Please arrange for child care if you have children. Court rules prohibit children in criminal courtrooms. The Victim/Witness Assistance Program may be able to assist you in providing for childcare. There are “Children’s Chambers” in some courthouses in Orange County. Please contact them prior to your court date to determine if your child is eligible.
A preliminary hearing is a hearing before a judge who will decide whether the defendant should stand trial for his or her felony charges.
You may be contacted by a prosecutor or a District Attorney Investigator for further interviews about the facts of the case. Sometimes the defense will also contact witnesses before the preliminary hearing or trial. You have the right to choose whether you speak to anyone about the case outside of court. If you are unsure to who you are speaking, ask for a business card and an explanation of their role in the case. You may wish to have a person of your choosing present or ask that the interview is recorded to avoid later misunderstandings or misquotations.
A court or jury trial in a felony or misdemeanor case will ordinarily occur from one month to 12 months after the charges are filed. In some cases, it may take longer. In a misdemeanor case, your testimony will usually be required only during a trial. For felony cases, you may be required to testify at both the preliminary hearing and trial.
In most cases, the defendant will be represented at the preliminary hearing or trial by an attorney. The defense attorney will question you after the prosecutor finishes questioning you during "direct examination." This is called “cross-examination.” They are entitled to ask you these questions, subject to “objections” by the prosecutor and the judge deciding whether the question is proper.
Whether a witness receives any witness fee is at the discretion of the court. A court may order that you receive witness fees (not to exceed $12 to 18 per day) plus reasonable and necessary expenses after testifying.

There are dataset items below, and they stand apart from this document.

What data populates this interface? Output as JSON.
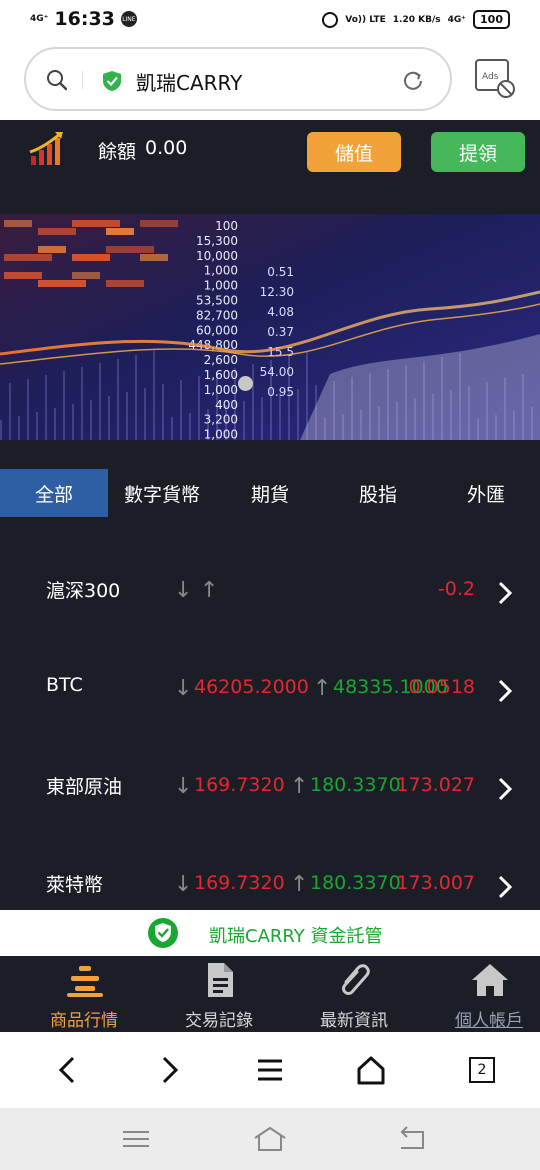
{
  "status_bar": {
    "network_top": "4G⁺",
    "time": "16:33",
    "line_badge": "LINE",
    "volte": "Vo)) LTE",
    "speed": "1.20 KB/s",
    "network_right": "4G⁺",
    "battery": "100"
  },
  "browser": {
    "site_title": "凱瑞CARRY",
    "ads_label": "Ads"
  },
  "header": {
    "balance_label": "餘額",
    "balance_value": "0.00",
    "deposit_label": "儲值",
    "withdraw_label": "提領",
    "deposit_color": "#f1a33a",
    "withdraw_color": "#45b85a"
  },
  "banner": {
    "ticker_numbers": [
      "100",
      "15,300",
      "10,000",
      "1,000",
      "1,000",
      "53,500",
      "82,700",
      "60,000",
      "448,800",
      "2,600",
      "1,600",
      "1,000",
      "400",
      "3,200",
      "1,000"
    ],
    "right_numbers": [
      "0.51",
      "12.30",
      "4.08",
      "0.37",
      "15.5",
      "54.00",
      "0.95"
    ]
  },
  "tabs": [
    {
      "label": "全部",
      "active": true
    },
    {
      "label": "數字貨幣",
      "active": false
    },
    {
      "label": "期貨",
      "active": false
    },
    {
      "label": "股指",
      "active": false
    },
    {
      "label": "外匯",
      "active": false
    }
  ],
  "markets": [
    {
      "name": "滬深300",
      "low_arrow": "↓",
      "low": "",
      "high_arrow": "↑",
      "high": "",
      "change": "-0.2"
    },
    {
      "name": "BTC",
      "low_arrow": "↓",
      "low": "46205.2000",
      "high_arrow": "↑",
      "high": "48335.1000",
      "change": "0.0518"
    },
    {
      "name": "東部原油",
      "low_arrow": "↓",
      "low": "169.7320",
      "high_arrow": "↑",
      "high": "180.3370",
      "change": "173.027"
    },
    {
      "name": "萊特幣",
      "low_arrow": "↓",
      "low": "169.7320",
      "high_arrow": "↑",
      "high": "180.3370",
      "change": "173.007"
    }
  ],
  "trust": {
    "text": "凱瑞CARRY 資金託管"
  },
  "app_nav": [
    {
      "label": "商品行情",
      "icon": "market-stack-icon",
      "active": true
    },
    {
      "label": "交易記錄",
      "icon": "document-icon",
      "active": false
    },
    {
      "label": "最新資訊",
      "icon": "paperclip-icon",
      "active": false
    },
    {
      "label": "個人帳戶",
      "icon": "home-icon",
      "active": false
    }
  ],
  "browser_nav": {
    "tab_count": "2"
  },
  "colors": {
    "background": "#1b1e27",
    "active_tab": "#2e5fa5",
    "down": "#e5282e",
    "up": "#18a832",
    "accent": "#f1a33a"
  }
}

It is the civic duty of all citizens to come to court and testify when subpoenaed as a witness to ensure a fair justice system.
The courtroom must be open to the public in most cases.
There is free parking at Harbor, West, and North Justice Centers. At the Central Justice Center and the Lamoreaux Juvenile Justice Center, the Victim/Witness Assistance Program Office will validate your parking.
Friends or relatives may be allowed to sit in the courtroom while you testify unless they are also witnesses. Witnesses testify one at a time and generally wait outside the courtroom for their turn. A victim/Witness Advocate may also be with you, at your request.
The defendant must be present in court to hear what all witnesses say about him or her.
Many people incorrectly believe a victim of crime has the power to "press charges" and "drop the charges" against a defendant. The OCDA prosecutes crimes on behalf of the State of California. How to proceed in any criminal prosecution will be made by a prosecutor with the approval of a judge. The victim's wishes will of course be considered, but the final determination of whether or not the charges will be filed or dismissed rests with the OCDA.